実録 亞細亞とキネマと旅鴉

サイトやFlickrの更新情報、映画や本の感想(ネタばれあり)、日記(Twitter/Instagramまとめ)などを書いています。

『ホモセクシャルの世界史』(海野弘)[B1306]

ホモセクシャルの世界史』読了。とりあえず、『ブライヅヘッドふたたび』[B850]を再読し、『アナザー・カントリー』[C1984-04]を再見したい。

ホモセクシャルの世界史 (文春文庫)

ホモセクシャルの世界史 (文春文庫)

海野弘氏の本は昔はけっこう読んでいたが、最近はノーチェックだったので、こんな本が出ていることは文庫化されて初めて知った。欧米を中心に、ホモセクシャルの歴史をギリシアから二十世紀まで紹介した、約600ページの大著。「○○(名前)は×××××(出自や職業の紹介)で、ホモセクシャルであった。」というような文が延々と続くので、読んでいるうちに世の中の男性がみんなホモセクシャルに思えてくる。

それはともかく、とてもおもしろくためになる本だった。読んでわかったこと、印象的だったことを、記憶に基づいていくつか挙げておく。

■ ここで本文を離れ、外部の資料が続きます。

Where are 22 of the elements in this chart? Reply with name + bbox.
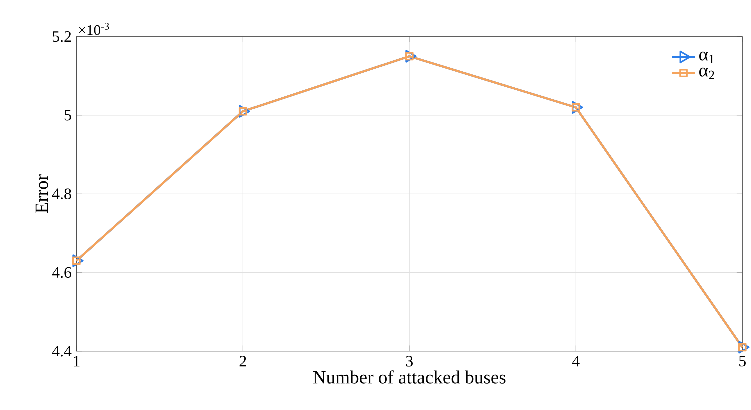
text: ×10$^{-3}$ — [79, 22, 110, 36]
x-tick-label: 5 — [740, 356, 746, 367]
point — [72, 254, 84, 268]
y-tick-label: 5 — [64, 110, 72, 121]
point — [72, 256, 81, 266]
y-tick-label: 4.8 — [52, 188, 72, 200]
x-tick-label: 4 — [572, 356, 580, 367]
x-tick-label: 1 — [74, 356, 80, 367]
legend-label: α$_{2}$ — [700, 68, 714, 80]
point — [239, 105, 250, 118]
y-tick-label: 4.4 — [52, 346, 72, 357]
y-axis-title: Error — [36, 174, 48, 214]
x-axis-title: Number of attacked buses — [313, 370, 506, 384]
x-tick-label: 3 — [406, 356, 413, 367]
y-tick-label: 4.6 — [52, 267, 72, 278]
point — [238, 107, 248, 116]
point — [572, 103, 580, 112]
legend-label: α$_{1}$ — [700, 52, 714, 64]
point — [738, 343, 747, 352]
x-tick-label: 2 — [240, 356, 246, 367]
y-tick-label: 5.2 — [52, 31, 72, 42]
point — [405, 52, 414, 61]
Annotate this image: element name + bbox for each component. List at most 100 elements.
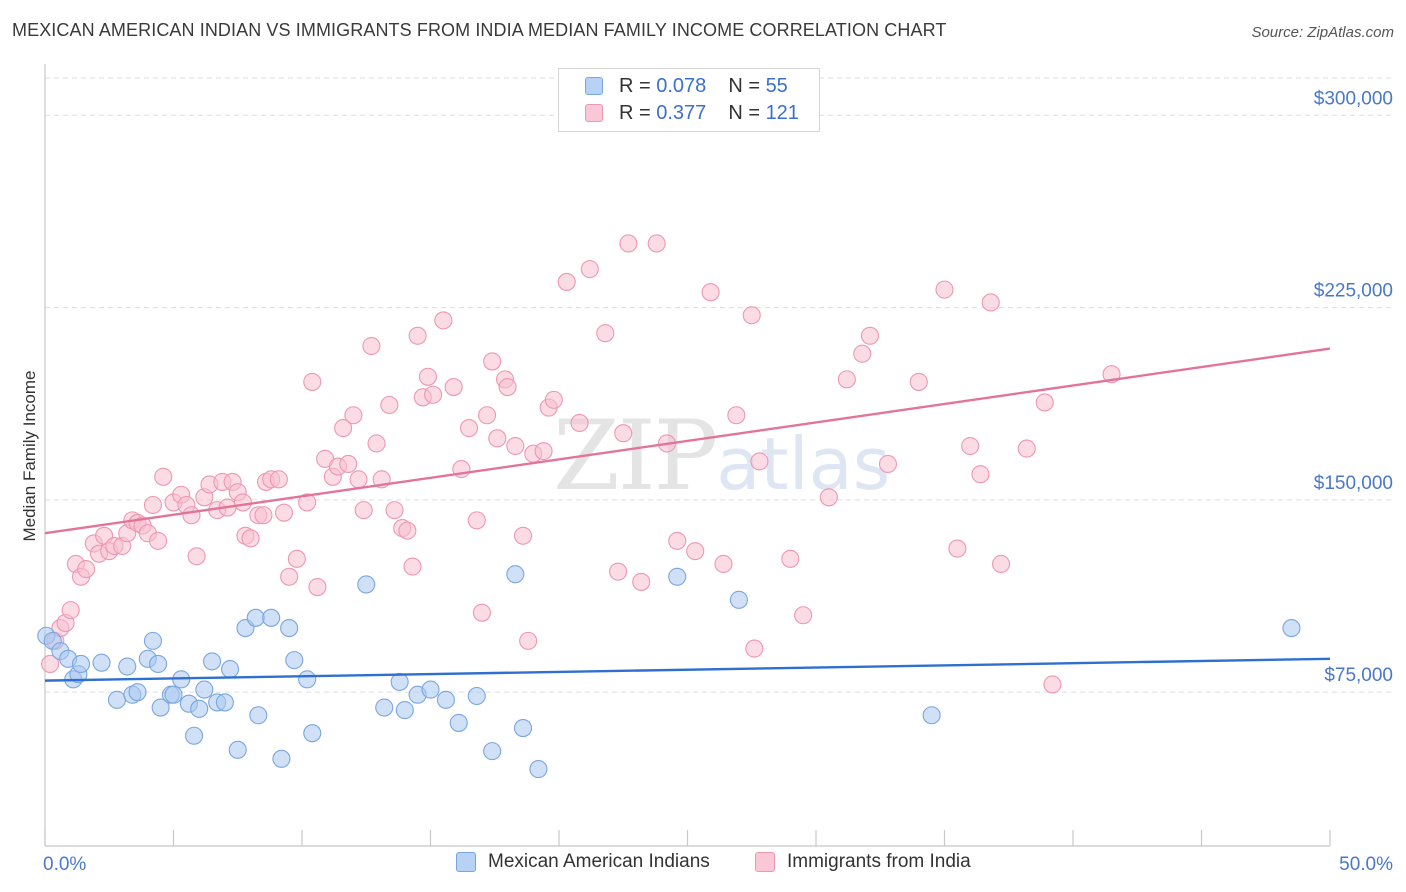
data-point-immigrants-from-india [878, 454, 898, 474]
data-point-immigrants-from-india [991, 554, 1011, 574]
data-point-immigrants-from-india [385, 501, 404, 520]
data-point-immigrants-from-india [1017, 439, 1036, 458]
data-point-immigrants-from-india [408, 326, 427, 345]
data-point-immigrants-from-india [488, 429, 507, 448]
data-point-immigrants-from-india [794, 606, 813, 625]
data-point-immigrants-from-india [459, 419, 479, 438]
legend-r-value: 0.078 [656, 74, 707, 97]
data-point-immigrants-from-india [860, 326, 880, 345]
data-point-mexican-american-indians [390, 672, 409, 691]
data-point-mexican-american-indians [128, 683, 147, 702]
legend-n-value: 55 [765, 74, 788, 97]
data-point-mexican-american-indians [190, 699, 209, 718]
data-point-immigrants-from-india [241, 529, 260, 548]
data-point-immigrants-from-india [819, 488, 838, 507]
data-point-mexican-american-indians [151, 698, 170, 717]
axes [44, 64, 1331, 847]
data-point-mexican-american-indians [421, 680, 440, 699]
legend-r-value: 0.377 [656, 101, 707, 124]
data-point-immigrants-from-india [1043, 675, 1062, 694]
correlation-legend: R = 0.078 N = 55 R = 0.377 N = 121 [558, 68, 820, 132]
data-point-immigrants-from-india [77, 560, 96, 579]
data-point-immigrants-from-india [398, 521, 417, 540]
data-point-immigrants-from-india [444, 378, 463, 397]
watermark-atlas: atlas [716, 422, 891, 506]
data-point-immigrants-from-india [472, 603, 491, 622]
data-point-immigrants-from-india [362, 336, 381, 356]
data-point-immigrants-from-india [303, 372, 322, 391]
data-point-mexican-american-indians [506, 565, 525, 584]
data-point-immigrants-from-india [506, 436, 525, 456]
y-tick-label: $75,000 [1324, 665, 1393, 686]
legend-swatch-pink [755, 852, 775, 872]
data-point-mexican-american-indians [357, 575, 376, 594]
data-point-immigrants-from-india [187, 547, 206, 566]
data-point-immigrants-from-india [354, 501, 373, 520]
legend-row-pink: R = 0.377 N = 121 [585, 100, 799, 126]
data-point-immigrants-from-india [534, 442, 553, 461]
y-tick-label: $225,000 [1314, 281, 1393, 302]
data-point-mexican-american-indians [729, 590, 748, 609]
data-point-immigrants-from-india [837, 370, 856, 389]
data-point-mexican-american-indians [285, 651, 304, 670]
legend-n-label: N = [728, 74, 760, 97]
chart-source: Source: ZipAtlas.com [1251, 24, 1394, 41]
data-point-immigrants-from-india [519, 631, 538, 650]
data-point-mexican-american-indians [298, 670, 317, 689]
data-point-immigrants-from-india [339, 454, 358, 474]
legend-swatch-blue [456, 852, 476, 872]
data-point-immigrants-from-india [418, 367, 437, 386]
data-point-mexican-american-indians [92, 653, 111, 672]
legend-label-series2: Immigrants from India [787, 851, 971, 872]
legend-swatch-pink [585, 104, 603, 122]
data-point-immigrants-from-india [745, 639, 764, 658]
y-tick-label: $300,000 [1314, 88, 1393, 109]
data-point-immigrants-from-india [557, 272, 576, 291]
data-point-mexican-american-indians [449, 713, 468, 732]
data-point-mexican-american-indians [1282, 619, 1301, 638]
trend-line-immigrants-from-india [44, 347, 1331, 535]
data-point-immigrants-from-india [961, 436, 980, 456]
x-tick-label: 0.0% [43, 854, 86, 875]
data-point-immigrants-from-india [274, 503, 294, 522]
legend-r-label: R = [619, 74, 651, 97]
data-point-immigrants-from-india [619, 234, 638, 253]
data-point-immigrants-from-india [714, 554, 733, 574]
data-point-immigrants-from-india [750, 452, 769, 471]
data-point-immigrants-from-india [544, 390, 563, 409]
data-point-immigrants-from-india [513, 526, 533, 545]
tick-labels: $75,000 $150,000 $225,000 $300,000 0.0% 50.0% [43, 88, 1393, 875]
data-point-immigrants-from-india [41, 654, 60, 674]
data-point-mexican-american-indians [107, 690, 127, 709]
legend-item-immigrants-from-india: Immigrants from India [755, 851, 971, 873]
series-mexican-american-indians [37, 565, 1301, 779]
legend-n-value: 121 [765, 101, 799, 124]
data-point-mexican-american-indians [143, 631, 162, 650]
legend-row-blue: R = 0.078 N = 55 [585, 73, 788, 99]
data-point-immigrants-from-india [403, 557, 422, 576]
data-point-immigrants-from-india [154, 467, 173, 486]
data-point-immigrants-from-india [344, 406, 363, 425]
data-point-immigrants-from-india [701, 283, 720, 302]
data-point-mexican-american-indians [280, 619, 299, 638]
data-point-mexican-american-indians [436, 690, 455, 709]
data-point-immigrants-from-india [182, 506, 201, 525]
legend-r-label: R = [619, 101, 651, 124]
data-point-immigrants-from-india [280, 567, 299, 586]
data-point-immigrants-from-india [334, 419, 353, 438]
chart-title: MEXICAN AMERICAN INDIAN VS IMMIGRANTS FR… [12, 20, 947, 40]
data-point-mexican-american-indians [513, 719, 533, 738]
data-point-mexican-american-indians [195, 680, 214, 699]
data-point-immigrants-from-india [269, 470, 288, 489]
data-point-immigrants-from-india [580, 260, 599, 279]
data-point-immigrants-from-india [367, 434, 386, 453]
data-point-immigrants-from-india [434, 311, 453, 330]
data-point-immigrants-from-india [483, 352, 502, 371]
x-tick-label: 50.0% [1339, 854, 1393, 875]
data-point-mexican-american-indians [118, 657, 137, 676]
data-point-immigrants-from-india [668, 531, 687, 550]
data-point-mexican-american-indians [483, 742, 502, 761]
data-point-immigrants-from-india [727, 406, 746, 425]
data-point-immigrants-from-india [1035, 393, 1054, 412]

文章は、もう少し改善の余地があると思う。とにかく多くの人が登場するので、つながりに工夫がほしいし、ひとりひとりの記述はダイジェスト的にならざるを得ないが、そのわりに同じことが何度も書いてあったりする。本文とは別に、人物のリストや関連図があるとよりいい(関連図はいくつかあるが、「こんなの書いてどうする?」というごく簡単なもので、何の役にも立たない)。

「世界史」なのに欧米だけというのも解せない。中国や中近東や日本のことも知りたいので、ぜひそちらを紹介した続編も書いていただきたいものである。